The most moving letter comes from Col. Hubert Zemke, who, as commander of the 479th, was Mill’s commanding officer on October 30, 1944. The letter is dated 31 July 1945 and arrives in Ashland from Missoula, Montana. “As you probably know,” types Col. Zemke in an almost typo-free letter, “the mission that Miller and I went down on was to be my very last. [They were escorting B-24 bombers in a mission to take out an oil refinery north of Hannover.] Since it was my last I wanted to lead the best squadron in the Group so I chose Miller’s squadron. This automatically placed Miller on the ground that day. Of course this didn’t please him too much as he had been having a tremendous amount of success and the day’s prospects looked quite good. Miller was always that way. Perhaps too overeager.” So he lets Mill command a section of the squadron. 

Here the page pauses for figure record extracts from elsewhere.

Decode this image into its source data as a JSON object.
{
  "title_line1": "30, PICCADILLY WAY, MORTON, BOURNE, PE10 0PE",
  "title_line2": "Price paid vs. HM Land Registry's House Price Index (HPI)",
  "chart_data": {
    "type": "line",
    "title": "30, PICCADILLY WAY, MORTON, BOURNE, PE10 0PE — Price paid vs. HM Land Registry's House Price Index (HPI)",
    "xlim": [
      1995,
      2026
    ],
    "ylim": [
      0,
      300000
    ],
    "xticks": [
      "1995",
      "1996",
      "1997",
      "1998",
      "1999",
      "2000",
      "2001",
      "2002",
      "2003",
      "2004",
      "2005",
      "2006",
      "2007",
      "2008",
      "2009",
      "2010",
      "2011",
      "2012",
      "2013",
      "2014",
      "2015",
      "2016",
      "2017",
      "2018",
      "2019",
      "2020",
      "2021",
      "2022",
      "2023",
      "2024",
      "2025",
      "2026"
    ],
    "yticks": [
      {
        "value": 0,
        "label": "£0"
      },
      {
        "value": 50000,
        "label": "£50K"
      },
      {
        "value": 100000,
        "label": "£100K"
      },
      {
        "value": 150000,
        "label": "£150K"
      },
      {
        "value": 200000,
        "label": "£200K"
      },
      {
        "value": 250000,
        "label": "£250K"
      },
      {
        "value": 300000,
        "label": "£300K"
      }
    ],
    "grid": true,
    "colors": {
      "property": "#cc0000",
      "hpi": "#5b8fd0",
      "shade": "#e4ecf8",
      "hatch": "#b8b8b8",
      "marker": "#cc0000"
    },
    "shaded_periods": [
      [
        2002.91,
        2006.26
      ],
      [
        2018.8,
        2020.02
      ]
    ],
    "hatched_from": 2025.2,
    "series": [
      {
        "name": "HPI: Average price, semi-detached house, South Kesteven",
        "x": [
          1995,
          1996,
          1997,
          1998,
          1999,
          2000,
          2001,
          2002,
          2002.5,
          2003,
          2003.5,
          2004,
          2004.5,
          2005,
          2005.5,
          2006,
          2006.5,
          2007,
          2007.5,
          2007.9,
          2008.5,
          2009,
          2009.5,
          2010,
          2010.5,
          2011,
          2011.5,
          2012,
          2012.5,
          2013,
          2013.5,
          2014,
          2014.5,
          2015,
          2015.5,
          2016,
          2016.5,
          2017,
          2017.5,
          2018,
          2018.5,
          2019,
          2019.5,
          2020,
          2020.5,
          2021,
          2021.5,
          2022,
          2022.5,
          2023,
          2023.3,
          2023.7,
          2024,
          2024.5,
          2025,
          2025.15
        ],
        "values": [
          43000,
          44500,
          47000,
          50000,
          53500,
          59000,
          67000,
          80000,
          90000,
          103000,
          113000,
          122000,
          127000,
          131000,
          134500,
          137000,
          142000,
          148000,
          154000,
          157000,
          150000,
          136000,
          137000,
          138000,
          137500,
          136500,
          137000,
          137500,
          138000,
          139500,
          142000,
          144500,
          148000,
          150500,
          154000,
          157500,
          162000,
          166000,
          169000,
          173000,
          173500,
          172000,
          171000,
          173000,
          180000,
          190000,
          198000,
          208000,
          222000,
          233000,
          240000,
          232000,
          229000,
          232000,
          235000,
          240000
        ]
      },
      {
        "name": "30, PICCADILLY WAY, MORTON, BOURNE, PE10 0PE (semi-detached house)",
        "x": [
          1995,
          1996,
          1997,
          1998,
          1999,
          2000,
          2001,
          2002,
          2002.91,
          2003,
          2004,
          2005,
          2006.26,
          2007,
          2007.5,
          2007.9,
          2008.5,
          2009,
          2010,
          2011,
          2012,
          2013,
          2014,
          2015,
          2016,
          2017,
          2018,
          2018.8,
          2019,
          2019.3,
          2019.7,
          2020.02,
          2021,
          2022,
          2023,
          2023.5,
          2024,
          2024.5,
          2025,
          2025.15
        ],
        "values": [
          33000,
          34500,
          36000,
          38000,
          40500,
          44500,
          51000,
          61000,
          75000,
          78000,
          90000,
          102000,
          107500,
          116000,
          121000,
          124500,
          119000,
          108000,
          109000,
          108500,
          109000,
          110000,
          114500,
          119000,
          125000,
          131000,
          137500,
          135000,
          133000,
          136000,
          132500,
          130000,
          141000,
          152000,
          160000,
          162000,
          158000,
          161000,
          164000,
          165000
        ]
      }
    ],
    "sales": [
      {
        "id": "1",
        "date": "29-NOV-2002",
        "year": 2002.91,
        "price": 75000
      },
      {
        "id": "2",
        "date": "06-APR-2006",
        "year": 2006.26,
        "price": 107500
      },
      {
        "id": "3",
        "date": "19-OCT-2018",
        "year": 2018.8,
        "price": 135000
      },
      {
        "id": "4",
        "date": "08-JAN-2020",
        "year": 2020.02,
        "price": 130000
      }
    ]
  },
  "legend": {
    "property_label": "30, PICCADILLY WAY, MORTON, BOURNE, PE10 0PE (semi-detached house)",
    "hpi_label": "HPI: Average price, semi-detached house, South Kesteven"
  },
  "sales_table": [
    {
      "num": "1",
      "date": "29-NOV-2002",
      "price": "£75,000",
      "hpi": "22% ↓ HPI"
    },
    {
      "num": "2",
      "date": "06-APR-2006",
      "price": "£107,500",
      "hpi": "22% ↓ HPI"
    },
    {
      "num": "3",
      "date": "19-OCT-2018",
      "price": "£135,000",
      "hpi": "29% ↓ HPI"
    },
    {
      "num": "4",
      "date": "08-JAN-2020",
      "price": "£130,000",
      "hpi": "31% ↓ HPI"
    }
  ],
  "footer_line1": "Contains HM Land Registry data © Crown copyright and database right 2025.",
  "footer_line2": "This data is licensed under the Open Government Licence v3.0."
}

Taking flak over Hannover, they turned east, running into a “terrific thunder cloud, which none of us knew existed.” At a radioed suggestion from Mill, they turn around, only, says Zemke, to enter “into the roughest flying condition that I’ve ever encountered.” His plane bounced around, iced up and started spinning. Zemke pulls out of the spin only to realize that he is in a “terrific dive,” severe enough that his wings snapped off. Somehow he is thrown from the plane; somehow his parachute opens; he lands “with a thud into a swamp.” The local village is aroused. Zemke is “overtaken by about twenty hunters armed with every sort of weapon. Their reaction towards me was of curiosity. In no way did they harm me and they went as far as washing the blood off my face at a farmhouse I was taken to.” Later two Luftwaffe Officers came and took him to their station in Celle. “While enroute there one of the two officers told me another American officer had been found near the spot where I had been taken but he had lived only an hour or two….It was later found that this flyer was Miller.” What happened to Zemke between October 1944 and July 1945 is left unanswered in this letter, but he tells that story in a book he wrote in 1991 entitled Zemke’s Stalag: The Final Days of World War II

The horror was that my grandmother received word in October 1944 that Mill was missing but waited in anxious hope for another six months until having his death confirmed in March 1945. 26,000 members of the VIII Army Air Force were killed in World War II. Mill’s story was, tragically, not uncommon. 

Gene Miller Jonakait (née Knopf) was born May 15, 1946. She is honored to be known as “Mill.”